Bild: Eingeklemmt zwischen anderen Flüchtlingen: Ein Kind an der Grenze zu Maz…
Brüssel taz | Nach zwei Sondergipfeln zum Thema Flüchtlinge – erst mit den
Balkanländern, dann mit der Türkei – bereitet die EU nun drastische
Schritte vor. Beim nächsten Gipfel der Regierungschefs in zwei Wochen
könnte es zum Schwur kommen – und zur Niederlage von Kanzlerin Angela
Merkel (CDU). Denn ihr Vorschlag, die Krise durch EU-Kontingente zu
entschärfen, stößt auf wachsenden Widerstand, auch in Europas Chefetagen.

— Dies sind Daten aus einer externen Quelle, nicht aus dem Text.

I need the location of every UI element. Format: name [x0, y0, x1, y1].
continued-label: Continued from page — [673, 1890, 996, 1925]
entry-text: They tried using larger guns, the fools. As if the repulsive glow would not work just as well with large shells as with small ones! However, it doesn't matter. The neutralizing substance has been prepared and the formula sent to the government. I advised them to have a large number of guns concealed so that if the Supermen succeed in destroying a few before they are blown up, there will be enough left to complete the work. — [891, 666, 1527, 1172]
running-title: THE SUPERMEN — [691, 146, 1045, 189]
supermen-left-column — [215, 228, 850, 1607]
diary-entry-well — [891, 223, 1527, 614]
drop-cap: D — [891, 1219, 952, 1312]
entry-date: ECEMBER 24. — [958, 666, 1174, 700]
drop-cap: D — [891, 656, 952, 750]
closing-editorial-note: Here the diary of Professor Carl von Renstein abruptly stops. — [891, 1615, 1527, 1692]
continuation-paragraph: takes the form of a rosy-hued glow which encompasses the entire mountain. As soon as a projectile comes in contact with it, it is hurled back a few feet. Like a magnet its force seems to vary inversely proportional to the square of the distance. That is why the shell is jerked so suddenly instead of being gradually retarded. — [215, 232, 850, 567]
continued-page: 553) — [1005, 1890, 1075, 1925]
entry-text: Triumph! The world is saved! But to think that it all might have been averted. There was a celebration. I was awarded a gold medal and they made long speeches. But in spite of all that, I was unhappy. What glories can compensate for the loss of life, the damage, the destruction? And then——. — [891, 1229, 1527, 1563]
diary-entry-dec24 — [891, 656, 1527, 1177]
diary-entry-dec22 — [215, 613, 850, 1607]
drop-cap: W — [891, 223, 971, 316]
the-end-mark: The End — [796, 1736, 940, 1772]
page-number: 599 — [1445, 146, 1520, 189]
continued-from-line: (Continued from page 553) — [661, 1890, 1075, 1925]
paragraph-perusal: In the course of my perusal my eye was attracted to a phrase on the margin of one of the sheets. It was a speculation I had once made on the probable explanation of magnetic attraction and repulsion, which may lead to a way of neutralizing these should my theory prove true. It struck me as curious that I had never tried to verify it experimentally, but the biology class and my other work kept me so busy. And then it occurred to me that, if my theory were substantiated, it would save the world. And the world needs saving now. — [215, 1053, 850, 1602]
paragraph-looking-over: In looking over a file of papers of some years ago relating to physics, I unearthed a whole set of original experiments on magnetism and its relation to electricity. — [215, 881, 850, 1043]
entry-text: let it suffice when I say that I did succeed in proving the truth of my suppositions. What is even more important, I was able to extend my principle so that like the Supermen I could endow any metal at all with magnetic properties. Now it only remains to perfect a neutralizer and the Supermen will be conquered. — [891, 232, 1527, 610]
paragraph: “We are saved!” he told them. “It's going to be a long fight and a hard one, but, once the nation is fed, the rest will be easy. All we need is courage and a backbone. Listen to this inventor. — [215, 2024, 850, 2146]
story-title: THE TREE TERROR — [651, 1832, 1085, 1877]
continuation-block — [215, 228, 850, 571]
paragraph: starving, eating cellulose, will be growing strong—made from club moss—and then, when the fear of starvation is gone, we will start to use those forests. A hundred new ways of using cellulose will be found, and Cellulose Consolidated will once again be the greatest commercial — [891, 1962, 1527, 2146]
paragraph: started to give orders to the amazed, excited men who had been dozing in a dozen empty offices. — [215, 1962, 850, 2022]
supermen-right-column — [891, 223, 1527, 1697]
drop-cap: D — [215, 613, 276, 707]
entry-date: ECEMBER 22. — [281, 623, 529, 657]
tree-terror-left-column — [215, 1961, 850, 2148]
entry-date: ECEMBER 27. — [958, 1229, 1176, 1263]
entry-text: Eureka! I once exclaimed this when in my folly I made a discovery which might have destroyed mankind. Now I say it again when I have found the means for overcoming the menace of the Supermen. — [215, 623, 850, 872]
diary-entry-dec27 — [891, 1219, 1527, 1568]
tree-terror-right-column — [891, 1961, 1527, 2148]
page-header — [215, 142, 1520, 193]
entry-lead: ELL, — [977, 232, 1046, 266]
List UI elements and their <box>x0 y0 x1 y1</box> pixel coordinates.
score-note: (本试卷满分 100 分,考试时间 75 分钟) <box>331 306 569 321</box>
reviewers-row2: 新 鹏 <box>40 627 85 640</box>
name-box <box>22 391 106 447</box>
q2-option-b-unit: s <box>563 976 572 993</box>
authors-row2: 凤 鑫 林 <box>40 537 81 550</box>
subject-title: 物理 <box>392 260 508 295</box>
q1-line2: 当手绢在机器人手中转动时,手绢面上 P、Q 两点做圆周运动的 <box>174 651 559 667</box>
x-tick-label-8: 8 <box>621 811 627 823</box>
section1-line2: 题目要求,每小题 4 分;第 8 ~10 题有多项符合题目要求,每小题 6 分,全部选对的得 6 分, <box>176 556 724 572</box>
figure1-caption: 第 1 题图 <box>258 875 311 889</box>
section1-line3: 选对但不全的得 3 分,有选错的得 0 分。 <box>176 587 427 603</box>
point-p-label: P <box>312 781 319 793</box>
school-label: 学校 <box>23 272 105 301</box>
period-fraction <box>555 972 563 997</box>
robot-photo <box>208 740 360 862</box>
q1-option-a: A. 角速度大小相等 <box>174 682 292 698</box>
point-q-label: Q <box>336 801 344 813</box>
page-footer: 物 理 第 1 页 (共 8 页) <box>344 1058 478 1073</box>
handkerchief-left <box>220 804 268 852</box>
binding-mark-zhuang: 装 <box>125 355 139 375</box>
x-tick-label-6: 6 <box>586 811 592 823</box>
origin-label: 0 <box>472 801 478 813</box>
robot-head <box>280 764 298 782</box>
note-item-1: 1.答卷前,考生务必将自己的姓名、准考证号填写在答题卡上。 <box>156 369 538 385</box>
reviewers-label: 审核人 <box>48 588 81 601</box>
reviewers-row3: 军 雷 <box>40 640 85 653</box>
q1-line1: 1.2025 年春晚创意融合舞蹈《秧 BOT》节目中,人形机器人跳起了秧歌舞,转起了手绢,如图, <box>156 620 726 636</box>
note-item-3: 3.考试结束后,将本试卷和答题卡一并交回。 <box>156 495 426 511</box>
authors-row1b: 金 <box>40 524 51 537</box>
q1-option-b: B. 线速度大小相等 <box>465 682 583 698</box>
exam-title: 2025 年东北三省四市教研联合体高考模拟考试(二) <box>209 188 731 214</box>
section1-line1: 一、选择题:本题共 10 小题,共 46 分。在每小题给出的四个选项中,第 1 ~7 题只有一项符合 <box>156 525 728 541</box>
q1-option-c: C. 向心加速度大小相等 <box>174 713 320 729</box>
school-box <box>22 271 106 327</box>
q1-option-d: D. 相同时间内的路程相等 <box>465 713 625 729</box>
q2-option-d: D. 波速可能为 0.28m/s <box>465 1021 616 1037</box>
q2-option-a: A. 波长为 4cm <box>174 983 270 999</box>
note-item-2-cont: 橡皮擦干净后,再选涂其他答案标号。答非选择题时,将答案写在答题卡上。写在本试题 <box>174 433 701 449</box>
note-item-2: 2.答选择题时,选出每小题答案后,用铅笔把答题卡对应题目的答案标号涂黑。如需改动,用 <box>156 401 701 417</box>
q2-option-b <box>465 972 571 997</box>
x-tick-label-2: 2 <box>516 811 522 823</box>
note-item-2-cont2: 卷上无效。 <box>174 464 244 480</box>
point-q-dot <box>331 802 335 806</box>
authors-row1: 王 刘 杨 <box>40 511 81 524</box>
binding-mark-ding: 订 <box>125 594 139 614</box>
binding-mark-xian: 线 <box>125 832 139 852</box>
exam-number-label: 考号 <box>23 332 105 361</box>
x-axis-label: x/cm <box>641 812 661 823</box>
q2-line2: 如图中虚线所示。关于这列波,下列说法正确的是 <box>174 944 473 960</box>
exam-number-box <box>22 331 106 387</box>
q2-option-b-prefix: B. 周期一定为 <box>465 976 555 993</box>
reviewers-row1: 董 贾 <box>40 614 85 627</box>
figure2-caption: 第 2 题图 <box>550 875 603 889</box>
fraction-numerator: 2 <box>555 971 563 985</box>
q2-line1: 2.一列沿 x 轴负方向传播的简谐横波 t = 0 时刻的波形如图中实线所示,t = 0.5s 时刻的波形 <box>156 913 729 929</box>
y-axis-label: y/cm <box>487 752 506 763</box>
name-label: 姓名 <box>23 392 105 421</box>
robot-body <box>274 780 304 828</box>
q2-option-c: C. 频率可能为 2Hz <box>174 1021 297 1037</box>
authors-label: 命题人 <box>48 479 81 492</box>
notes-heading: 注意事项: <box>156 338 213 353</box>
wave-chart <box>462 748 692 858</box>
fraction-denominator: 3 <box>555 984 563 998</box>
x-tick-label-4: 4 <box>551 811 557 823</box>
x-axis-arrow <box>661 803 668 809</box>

Der erste Paukenschlag kam von Ratspräsident Donald Tusk: „Diese
Flüchtlingswelle ist zu groß, um sie nicht zu stoppen“, sagte der Pole in
einem Interview mit Brüsseler Journalisten. Bislang sei es zu leicht, nach
Europa zu gelangen, so Tusk mit Verweis auf den Terror in Paris. Man könne
und solle Migranten so lange aufhalten, bis ihre Sicherheitsüberprüfung
abgeschlossen sei. Deutschland müsse seinen Kurs ändern: Für die von Merkel
geforderten Quoten und Kontingente gebe es keine Mehrheit in Europa.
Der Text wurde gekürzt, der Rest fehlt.